Witten - Vor kleineren Operationen werden in vielen Krankenhäusern häufig unnötige Untersuchungen durchgeführt, die keinen Nutzen für den Patienten bringen. Das ist das Ergebnis der Studie PROP (präoperative Diagnostik), die nun mit dem David-Sackett-Preis ausgezeichnet wurde.

"Es ist immer wieder erstaunlich, für wie viele medizinische Maßnahmen wir eigentlich keinen wissenschaftlichen Nachweis haben, dass der Patient wirklich davon profitiert. In unserem Fall ging es um Routine-Untersuchungen vor kleineren Operationen aus den Gebieten Orthopädie, Hals-Nasen-Ohren oder Allgemeinchirurgie", erklärt Andreas Sönnichsen vom Institut für Allgemeinmedizin der Universität Witten/Herdecke und Leiter einer 12-köpfigen Arbeitsgruppe aus den drei Ländern Österreich, Deutschland und Italien, die vom Deutschen Netzwerk Evidenzbasierte Medizin (DNEbM) ausgezeichnet wurde.

"Kein Nutzen und zumeist viel zu umfangreich"

An der Studie nahmen rund 1.500 Patienten teil. Bei zwei von drei Patienten (66 Prozent), also insgesamt rund 1.000, hätte nach Ansicht des Experten eine körperliche Untersuchung und medizinische Befragung vollkommen ausgereicht. Dennoch wurden 3.380 weitergehende Tests durchgeführt wie großes Blutbild, Leberwerte, Gerinnungsparameter, Elektrolyte, EKG oder Thorax Röntgen. "In einem nahezu evidenz-freien Raum wird unstrukturiert allerlei Routine-Diagnostik vor solchen Eingriffen durchgeführt, die aber keinen Nutzen bringt und zumeist viel zu umfangreich ist - ganz zu schweigen davon, dass viele Untersuchungen vorher schon mal gemacht wurden und so unnötige Kosten entstehen", so das Resümee von Sönnichsen.

Selbst die auf diese Weise meist zufällig entdeckten Befunde hätten keinen Einfluss auf den Ablauf der Operation oder ihren Heilungserfolg, stellt die Arbeitsgruppe in einer weitergehenden Analyse der Daten fest. Die Wissenschaftler schlussfolgern daraus, dass bei Patienten ohne entsprechende Hinweise aus dem Arztgespräch oder besondere Risikofaktoren und Vorerkrankungen die Untersuchung vor einfachen Operationen auf die sorgfältige Anamneseerhebung und körperliche Untersuchung reduziert werden kann.

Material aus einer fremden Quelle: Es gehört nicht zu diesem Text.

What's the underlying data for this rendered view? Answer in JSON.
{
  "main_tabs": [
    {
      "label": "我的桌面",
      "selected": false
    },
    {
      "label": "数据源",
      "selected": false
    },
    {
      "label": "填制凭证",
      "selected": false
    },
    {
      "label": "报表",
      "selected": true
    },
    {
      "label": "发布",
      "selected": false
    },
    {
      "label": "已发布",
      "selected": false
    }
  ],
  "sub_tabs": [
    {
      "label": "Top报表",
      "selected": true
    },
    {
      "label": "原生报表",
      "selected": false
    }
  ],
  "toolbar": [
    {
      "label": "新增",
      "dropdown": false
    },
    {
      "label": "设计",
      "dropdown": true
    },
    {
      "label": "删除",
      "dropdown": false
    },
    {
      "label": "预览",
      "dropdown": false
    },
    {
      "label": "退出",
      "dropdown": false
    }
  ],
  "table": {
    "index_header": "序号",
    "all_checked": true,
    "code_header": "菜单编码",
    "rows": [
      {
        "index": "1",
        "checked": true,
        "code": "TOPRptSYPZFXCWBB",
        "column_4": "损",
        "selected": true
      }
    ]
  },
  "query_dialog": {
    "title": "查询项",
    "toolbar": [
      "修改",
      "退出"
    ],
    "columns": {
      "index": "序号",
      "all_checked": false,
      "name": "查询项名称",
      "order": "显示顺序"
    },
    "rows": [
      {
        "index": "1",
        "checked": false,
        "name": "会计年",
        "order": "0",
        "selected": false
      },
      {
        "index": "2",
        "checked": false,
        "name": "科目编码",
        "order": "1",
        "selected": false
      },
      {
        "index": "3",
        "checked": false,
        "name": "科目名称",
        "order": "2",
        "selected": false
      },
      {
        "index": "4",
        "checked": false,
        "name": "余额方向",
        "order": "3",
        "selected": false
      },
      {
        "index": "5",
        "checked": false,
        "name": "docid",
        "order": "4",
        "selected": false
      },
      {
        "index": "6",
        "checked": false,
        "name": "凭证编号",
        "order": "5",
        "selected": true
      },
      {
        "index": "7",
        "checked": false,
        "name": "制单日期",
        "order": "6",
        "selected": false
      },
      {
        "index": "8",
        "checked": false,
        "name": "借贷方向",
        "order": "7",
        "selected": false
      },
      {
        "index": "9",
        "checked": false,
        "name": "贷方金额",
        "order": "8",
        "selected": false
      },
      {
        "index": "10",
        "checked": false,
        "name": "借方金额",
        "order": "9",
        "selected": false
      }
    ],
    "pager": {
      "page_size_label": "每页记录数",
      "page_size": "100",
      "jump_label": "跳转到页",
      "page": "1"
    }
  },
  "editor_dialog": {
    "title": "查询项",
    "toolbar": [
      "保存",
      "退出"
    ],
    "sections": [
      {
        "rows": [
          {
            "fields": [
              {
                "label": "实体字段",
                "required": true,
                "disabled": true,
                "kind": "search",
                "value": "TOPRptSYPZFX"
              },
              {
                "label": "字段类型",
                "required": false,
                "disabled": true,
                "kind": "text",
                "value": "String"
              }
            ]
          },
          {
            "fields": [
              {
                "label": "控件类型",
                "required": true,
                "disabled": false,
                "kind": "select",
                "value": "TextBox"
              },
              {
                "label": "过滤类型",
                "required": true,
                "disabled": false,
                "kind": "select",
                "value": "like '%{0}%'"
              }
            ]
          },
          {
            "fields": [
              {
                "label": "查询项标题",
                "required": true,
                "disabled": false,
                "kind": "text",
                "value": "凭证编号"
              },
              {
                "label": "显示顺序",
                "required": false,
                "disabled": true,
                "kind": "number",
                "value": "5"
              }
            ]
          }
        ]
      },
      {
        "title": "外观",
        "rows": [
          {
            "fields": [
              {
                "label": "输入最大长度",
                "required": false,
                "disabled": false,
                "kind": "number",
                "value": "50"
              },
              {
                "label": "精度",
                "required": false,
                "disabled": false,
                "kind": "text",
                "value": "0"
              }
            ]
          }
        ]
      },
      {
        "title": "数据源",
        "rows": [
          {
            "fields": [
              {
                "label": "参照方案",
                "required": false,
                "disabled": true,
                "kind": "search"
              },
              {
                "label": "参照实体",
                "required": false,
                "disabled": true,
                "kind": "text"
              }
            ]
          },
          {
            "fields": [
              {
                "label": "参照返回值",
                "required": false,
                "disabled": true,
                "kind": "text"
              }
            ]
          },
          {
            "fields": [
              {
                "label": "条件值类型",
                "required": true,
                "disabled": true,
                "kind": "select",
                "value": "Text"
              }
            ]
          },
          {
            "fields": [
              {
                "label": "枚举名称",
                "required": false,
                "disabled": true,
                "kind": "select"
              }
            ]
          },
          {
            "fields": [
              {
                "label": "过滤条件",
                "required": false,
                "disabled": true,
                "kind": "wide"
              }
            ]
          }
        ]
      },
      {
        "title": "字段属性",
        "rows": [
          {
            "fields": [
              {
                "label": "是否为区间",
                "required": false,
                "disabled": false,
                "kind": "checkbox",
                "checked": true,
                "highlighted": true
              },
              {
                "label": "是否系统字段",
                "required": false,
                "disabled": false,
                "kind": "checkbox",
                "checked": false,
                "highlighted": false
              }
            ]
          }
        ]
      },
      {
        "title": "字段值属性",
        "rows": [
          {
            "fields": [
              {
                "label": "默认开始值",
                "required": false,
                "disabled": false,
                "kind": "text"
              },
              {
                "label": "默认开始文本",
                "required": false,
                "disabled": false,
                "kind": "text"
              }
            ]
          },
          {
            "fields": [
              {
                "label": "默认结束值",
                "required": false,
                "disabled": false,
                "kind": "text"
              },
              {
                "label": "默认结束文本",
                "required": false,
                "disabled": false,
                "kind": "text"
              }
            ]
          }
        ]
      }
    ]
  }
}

Elektronische Entscheidungshilfe

Zusätzlich entwickelten und programmierten die Forscher eine elektronische Entscheidungshilfe namens PROP, die online am Computer zur Verfügung steht. Der behandelnde Arzt gibt anamnestische Daten und Untersuchungsdaten, Operationsschwere, Alter sowie das Geschlecht des Patienten ein und das Programm schlägt die präoperativen Untersuchungen vor. PROP wurde 2009 sowohl für Salzburger Krankenhäuser als auch im niedergelassenen Bereich durch Schulungen von Klinikärzten und Allgemeinmedizinern eingeführt.

Die Auswirkungen des Einsatzes von PROP wurden in einer nicht-randomisierten Vergleichsstudie evaluiert. Für die sechs untersuchten Parameter Blutbild, Elektrolyte, Gerinnung, EKG, Röntgen-Thorax und Leberwerte zeigte sich eine klinisch relevante und signifikante Verbesserung der Adhärenz zu den PROP zugrunde liegenden Empfehlungen. Der Vorher-Nachher-Vergleich zeigte: 3,4 unnötige Tests pro Patient vor Einführung des PROP und 0,6 nach Implementierung der Software. Vorher hatten 98 Prozent der Patienten mindestens einen unnötigen Test erhalten, nachher waren es 32 Prozent, betonen die Wissenschaftler. (red, derStandard.at, 20.3.2013)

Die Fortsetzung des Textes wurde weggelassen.